Voglio poter gestire le mie gambe ed il mio tempo, vivere significa camminare e camminare significa vivere.
Dopo giorni e giorni lontani da tutto e tutti, il ritorno dell’M1B è ancora incredibile. Sotto sotto penso che sparirà di nuovo: le cose belle durano poco, l’azienda si è mangiata troppi soldi in questi anni. Succederà di nuovo un annunciato fallimento previa sparizione degli autobus, ma adesso non voglio pensarci troppo. Qui, da casa mia, posso vedere la strada. E mentre scrivo, fuori dal balcone li sento borbottare, sento gli autobus scendere da Napoli e risalire a Mondragone: piano, ogni ora e mezzo.
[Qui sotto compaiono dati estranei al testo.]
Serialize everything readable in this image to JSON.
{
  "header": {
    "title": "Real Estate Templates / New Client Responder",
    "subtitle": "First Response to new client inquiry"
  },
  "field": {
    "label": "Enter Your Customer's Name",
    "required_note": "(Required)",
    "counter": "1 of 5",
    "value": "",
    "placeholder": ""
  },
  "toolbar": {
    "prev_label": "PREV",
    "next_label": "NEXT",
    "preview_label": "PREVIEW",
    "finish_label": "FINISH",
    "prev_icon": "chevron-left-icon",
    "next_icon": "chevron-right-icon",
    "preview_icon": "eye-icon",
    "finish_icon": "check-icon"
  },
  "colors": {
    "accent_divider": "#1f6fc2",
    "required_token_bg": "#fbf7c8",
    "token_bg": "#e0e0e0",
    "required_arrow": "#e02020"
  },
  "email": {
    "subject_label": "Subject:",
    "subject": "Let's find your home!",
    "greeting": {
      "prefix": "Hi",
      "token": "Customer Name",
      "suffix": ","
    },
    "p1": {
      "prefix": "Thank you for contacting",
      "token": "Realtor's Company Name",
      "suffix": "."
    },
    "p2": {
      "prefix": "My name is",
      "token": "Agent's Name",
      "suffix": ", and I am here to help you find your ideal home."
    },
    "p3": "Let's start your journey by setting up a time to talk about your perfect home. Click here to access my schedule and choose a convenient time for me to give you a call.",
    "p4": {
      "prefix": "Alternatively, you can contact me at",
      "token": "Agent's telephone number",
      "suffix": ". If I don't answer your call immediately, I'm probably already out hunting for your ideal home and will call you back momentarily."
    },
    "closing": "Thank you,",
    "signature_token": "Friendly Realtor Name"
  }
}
Solo i morti stanno fermi, obbligati in una buca per sempre. I vivi sono vivi perchè si alzano. E meglio ancora, se lasciati liberi camminano!
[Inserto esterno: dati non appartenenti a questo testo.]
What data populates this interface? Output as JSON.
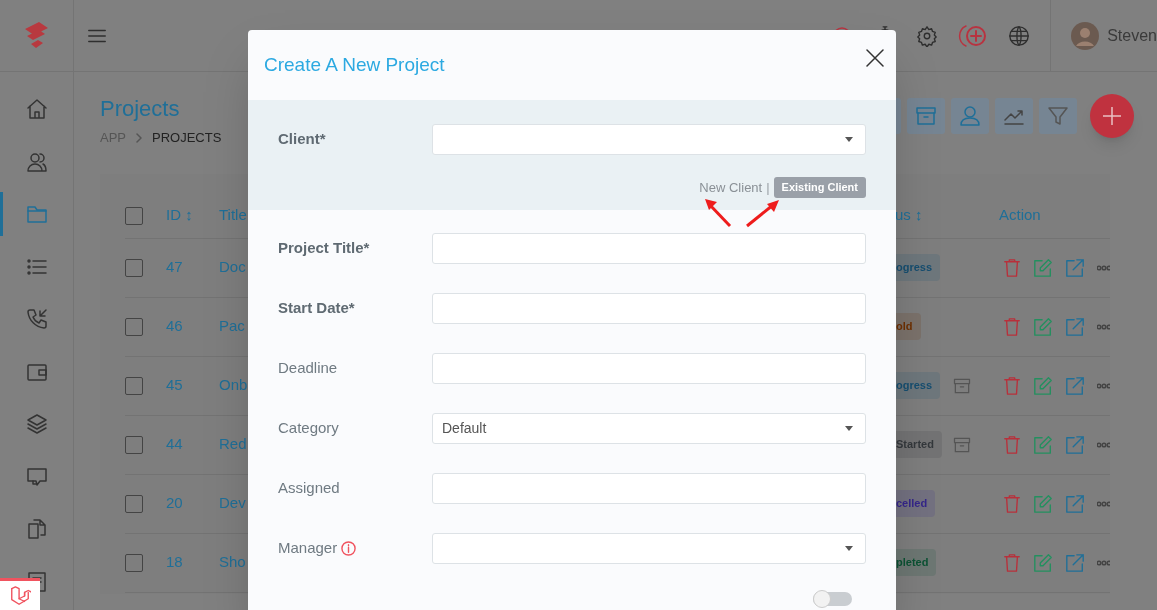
{
  "topbar": {
    "user_name": "Steven"
  },
  "sidebar": {
    "items": [
      {
        "kind": "home",
        "selected": false
      },
      {
        "kind": "users",
        "selected": false
      },
      {
        "kind": "folder",
        "selected": true
      },
      {
        "kind": "list",
        "selected": false
      },
      {
        "kind": "phone",
        "selected": false
      },
      {
        "kind": "wallet",
        "selected": false
      },
      {
        "kind": "layers",
        "selected": false
      },
      {
        "kind": "chat",
        "selected": false
      },
      {
        "kind": "files",
        "selected": false
      },
      {
        "kind": "doc",
        "selected": false
      }
    ]
  },
  "page": {
    "title": "Projects",
    "breadcrumb": [
      "APP",
      "PROJECTS"
    ]
  },
  "table": {
    "select_all": {
      "checked": false
    },
    "columns": [
      "ID ↕",
      "Title",
      "us ↕",
      "Action"
    ],
    "rows": [
      {
        "checked": false,
        "id": "47",
        "title": "Doc",
        "status": {
          "text": "ogress",
          "color": "#164e70"
        },
        "archive": false
      },
      {
        "checked": false,
        "id": "46",
        "title": "Pac",
        "status": {
          "text": "old",
          "color": "#6e2f00"
        },
        "archive": false
      },
      {
        "checked": false,
        "id": "45",
        "title": "Onb",
        "status": {
          "text": "ogress",
          "color": "#164e70"
        },
        "archive": true
      },
      {
        "checked": false,
        "id": "44",
        "title": "Red",
        "status": {
          "text": "Started",
          "color": "#34383c"
        },
        "archive": true
      },
      {
        "checked": false,
        "id": "20",
        "title": "Dev",
        "status": {
          "text": "celled",
          "color": "#35268a"
        },
        "archive": false
      },
      {
        "checked": false,
        "id": "18",
        "title": "Sho",
        "status": {
          "text": "pleted",
          "color": "#0b5233"
        },
        "archive": false
      }
    ]
  },
  "modal": {
    "title": "Create A New Project",
    "client": {
      "label": "Client*",
      "separator": "|",
      "options": [
        {
          "label": "New Client",
          "selected": false
        },
        {
          "label": "Existing Client",
          "selected": true
        }
      ]
    },
    "fields": [
      {
        "label": "Project Title*",
        "required": true,
        "kind": "input"
      },
      {
        "label": "Start Date*",
        "required": true,
        "kind": "input"
      },
      {
        "label": "Deadline",
        "required": false,
        "kind": "input"
      },
      {
        "label": "Category",
        "required": false,
        "kind": "select",
        "value": "Default"
      },
      {
        "label": "Assigned",
        "required": false,
        "kind": "input"
      },
      {
        "label": "Manager",
        "required": false,
        "kind": "select",
        "info": true
      }
    ],
    "billing_toggle": {
      "on": false
    }
  }
}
Autrice: Djarah Akan. Dal Blog Kasava Call
Djarah Akan e Roberto Russo (in arte Ninguèm Viù) crescono a Castel Volturno, cittadina che si affaccia sul mare, vicino a Napoli. Sono entrambi ventenni: Djarah ha la passione per la scrittura, Roberto quella per la fotografia. Sono stanchi di articoli fuorvianti e scoop giornalistici che hanno la pretesa di raccontare la “malavita” di un territorio ferito dalla camorra, dalla disoccupazione e dall’abusivismo. Così, un anno fa, decidono di aprire un blog che ha lo scopo di raccontare in modo differente le vite diverse e contraddittorie di Castel Volturno. Gli articoli nascono da eventi giornalieri. Sono stralci di vita quotidiana con cui gli autori – attraverso scatti fotografici e racconti – vogliono restituire un po’ di dignità al posto che abitano e vivono. Il blog prende il nome dalla parola Kasava, che significa “casa” ma anche Castel Volturno, pronunciato alla maniera dei cittadini africani che da molto tempo abitano la zona. “Kasava Call” dunque, Kasava chiama. L’intento di questo blog è lanciare una chiamata a chi non è solo mosso dalla voglia annusare il marcio, ma anche di scoprire la vita che pulsa e resiste, tra il mare e la terra di Castel Volturno.